ZHUHAI, China (AFP) - Global aviation firms flocked to China on Tuesday to show off their wares as economic development and an expanding middle class promise a bonanza in one of the world's fastest-growing aircraft markets.
Chinese defence companies and the People's Liberation Army's air force are also putting the latest weaponry on parade at the country's premier Zhuhai airshow this week, including the new J-31 stealth fighter and its biggest-ever military transport plane.
For foreign companies, the airshow offers a chance to tap a market in which air travel grew by an annual 11 percent last year to 350 million passengers - a gold mine for plane makers such as Europe's Airbus and Boeing of the United States.
"China will become the world number one aviation market," Airbus China President and Chief Executive Officer Eric Chen told a news conference.
Just days before the show, Airbus announced a US$10 billion (S$12.5 billion) deal for China Aircraft Leasing Co. to buy 100 planes from its A320 family.
Crowds gathered to take photos with the double-decker A380 superjumbo, which Airbus is showing off at the show.
The company says Chinese deliveries already represent 25 percent of its global production.
US rival Boeing forecasts China will need a total 6,020 new airplanes valued at US$870 billion over the next 20 years.
"That's a lot," Kent Fisher, vice president for supplier management of Boeing Commercial Airplanes, told a signing ceremony at which the company announced China's AVIC would produce tips for the vertical fin and horizontal stabiliser of its 777.
But China wants part of the multi-billion dollar market to go to its homegrown passenger planes.
Commercial Aircraft Corp. of China (COMAC) said Tuesday it has received orders for 30 of its C919 planes - a narrow-body with 158-168 seats - as well as 20 of its 78-90 seat ARJ21 regional jets, both of which have yet to enter full commercial production.
It is also seeking suppliers to build a new wide-body passenger plane, the C929, over the next decade, expanding its ambitions and rivalry with Boeing and Airbus, industry officials say.
Despite the optimism, industry officials see problems in the short-term: a slowdown in the economy, strict controls on airspace and a corruption crackdown.
China's economic growth - which has a direct correlation with air traffic - eased to 7.3 percent in July-September, the lowest since the depths of the global crisis in early 2009.

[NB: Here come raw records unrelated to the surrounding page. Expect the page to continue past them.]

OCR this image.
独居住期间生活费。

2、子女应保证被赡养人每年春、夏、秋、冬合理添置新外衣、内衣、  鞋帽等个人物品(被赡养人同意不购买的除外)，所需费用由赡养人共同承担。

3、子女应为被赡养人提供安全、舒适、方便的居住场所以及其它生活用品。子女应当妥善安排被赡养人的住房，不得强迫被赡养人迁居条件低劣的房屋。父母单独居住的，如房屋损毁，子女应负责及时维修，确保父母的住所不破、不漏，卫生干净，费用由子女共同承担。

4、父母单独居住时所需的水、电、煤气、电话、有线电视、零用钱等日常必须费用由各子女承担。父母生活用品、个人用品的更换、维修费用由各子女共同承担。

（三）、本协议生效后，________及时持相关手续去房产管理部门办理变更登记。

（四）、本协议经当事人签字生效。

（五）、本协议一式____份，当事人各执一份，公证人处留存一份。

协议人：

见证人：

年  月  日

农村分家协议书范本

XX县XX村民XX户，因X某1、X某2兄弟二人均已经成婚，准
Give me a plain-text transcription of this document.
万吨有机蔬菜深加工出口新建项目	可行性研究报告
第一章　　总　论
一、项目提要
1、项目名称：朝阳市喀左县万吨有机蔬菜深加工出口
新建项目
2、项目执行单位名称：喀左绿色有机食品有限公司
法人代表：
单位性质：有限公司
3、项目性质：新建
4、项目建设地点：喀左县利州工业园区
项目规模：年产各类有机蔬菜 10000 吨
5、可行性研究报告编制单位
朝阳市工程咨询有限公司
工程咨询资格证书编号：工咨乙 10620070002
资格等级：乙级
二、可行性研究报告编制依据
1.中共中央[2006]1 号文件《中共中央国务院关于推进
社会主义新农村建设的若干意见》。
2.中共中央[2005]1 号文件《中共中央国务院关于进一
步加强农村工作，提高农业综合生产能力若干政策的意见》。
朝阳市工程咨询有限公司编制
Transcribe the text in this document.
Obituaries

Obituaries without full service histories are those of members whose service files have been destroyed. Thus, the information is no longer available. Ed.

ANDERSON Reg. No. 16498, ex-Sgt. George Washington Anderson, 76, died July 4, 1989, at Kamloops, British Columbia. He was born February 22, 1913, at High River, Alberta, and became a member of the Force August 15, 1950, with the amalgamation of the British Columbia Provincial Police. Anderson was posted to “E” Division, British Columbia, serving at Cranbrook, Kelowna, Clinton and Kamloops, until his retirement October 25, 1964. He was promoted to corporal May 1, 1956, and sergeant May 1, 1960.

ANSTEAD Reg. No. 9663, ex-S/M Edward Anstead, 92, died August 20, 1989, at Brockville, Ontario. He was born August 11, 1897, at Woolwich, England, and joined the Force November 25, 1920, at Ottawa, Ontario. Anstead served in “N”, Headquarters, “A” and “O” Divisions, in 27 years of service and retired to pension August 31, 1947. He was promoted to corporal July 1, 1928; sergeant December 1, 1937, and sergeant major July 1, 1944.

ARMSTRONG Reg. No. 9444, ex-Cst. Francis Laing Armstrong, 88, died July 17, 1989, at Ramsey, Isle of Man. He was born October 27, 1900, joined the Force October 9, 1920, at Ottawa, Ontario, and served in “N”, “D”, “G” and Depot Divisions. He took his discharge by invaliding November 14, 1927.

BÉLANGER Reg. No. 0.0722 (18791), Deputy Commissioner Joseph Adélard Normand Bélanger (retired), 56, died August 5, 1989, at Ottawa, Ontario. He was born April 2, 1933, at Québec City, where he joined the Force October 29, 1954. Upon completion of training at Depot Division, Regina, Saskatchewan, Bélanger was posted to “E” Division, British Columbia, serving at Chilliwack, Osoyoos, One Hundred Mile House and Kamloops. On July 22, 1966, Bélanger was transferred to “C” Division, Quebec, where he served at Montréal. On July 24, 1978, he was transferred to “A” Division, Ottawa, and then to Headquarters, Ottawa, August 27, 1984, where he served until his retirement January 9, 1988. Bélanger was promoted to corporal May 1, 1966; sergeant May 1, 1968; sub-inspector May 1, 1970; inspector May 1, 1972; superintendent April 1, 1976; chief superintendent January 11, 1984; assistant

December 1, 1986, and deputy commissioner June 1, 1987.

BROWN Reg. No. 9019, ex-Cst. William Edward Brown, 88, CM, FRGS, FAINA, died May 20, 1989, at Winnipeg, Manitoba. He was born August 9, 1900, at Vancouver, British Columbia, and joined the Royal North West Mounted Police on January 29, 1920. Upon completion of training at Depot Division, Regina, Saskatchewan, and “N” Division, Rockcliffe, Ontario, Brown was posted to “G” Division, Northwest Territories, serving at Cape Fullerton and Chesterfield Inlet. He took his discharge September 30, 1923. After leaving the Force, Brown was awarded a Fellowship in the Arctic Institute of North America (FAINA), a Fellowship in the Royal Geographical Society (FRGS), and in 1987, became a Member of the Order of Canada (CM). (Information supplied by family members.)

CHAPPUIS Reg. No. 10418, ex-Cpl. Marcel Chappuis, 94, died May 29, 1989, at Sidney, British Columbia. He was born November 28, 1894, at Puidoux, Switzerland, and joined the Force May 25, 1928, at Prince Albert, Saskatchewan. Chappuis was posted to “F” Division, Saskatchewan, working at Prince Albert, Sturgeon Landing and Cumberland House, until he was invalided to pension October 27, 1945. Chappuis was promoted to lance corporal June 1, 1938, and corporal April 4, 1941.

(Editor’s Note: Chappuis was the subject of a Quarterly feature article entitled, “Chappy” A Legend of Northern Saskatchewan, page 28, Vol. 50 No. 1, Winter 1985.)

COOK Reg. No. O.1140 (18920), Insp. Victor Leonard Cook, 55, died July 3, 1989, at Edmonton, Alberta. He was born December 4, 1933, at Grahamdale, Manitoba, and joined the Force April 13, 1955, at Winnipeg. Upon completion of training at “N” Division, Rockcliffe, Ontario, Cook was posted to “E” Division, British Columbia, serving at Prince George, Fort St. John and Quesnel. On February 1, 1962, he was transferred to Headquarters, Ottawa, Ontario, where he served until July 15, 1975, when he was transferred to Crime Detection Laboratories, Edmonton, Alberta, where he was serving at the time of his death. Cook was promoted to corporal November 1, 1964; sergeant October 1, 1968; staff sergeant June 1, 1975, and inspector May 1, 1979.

"The Chinese economy has been slowing, it has been impacting the development of the civil aviation industry," said Chen of Airbus.
But he added: "A growth rate of six or seven percent, compared to the other parts of the world, is still very impressive."
Massive flight delays across the country in July, blamed on military exercises, cast the spotlight on another problem - controls on airspace that leave only 20 percent of China's skies open to civil flights.
"It's so important for China to fix their air traffic management issues because it's starting to have economic impact," Briand Greer, president of aerospace for Asia-Pacific at US conglomerate Honeywell, told AFP.
A crackdown on corruption launched by China's leader Xi Jinping after he came to power in late 2012 has also hit the aviation market. Government officials stopped flying higher classes, prompting two Chinese airlines to cut or remove first-class seats.
The graft crackdown has also affected the small but growing market for private jets in China, where owning an aircraft is often viewed as a needless luxury.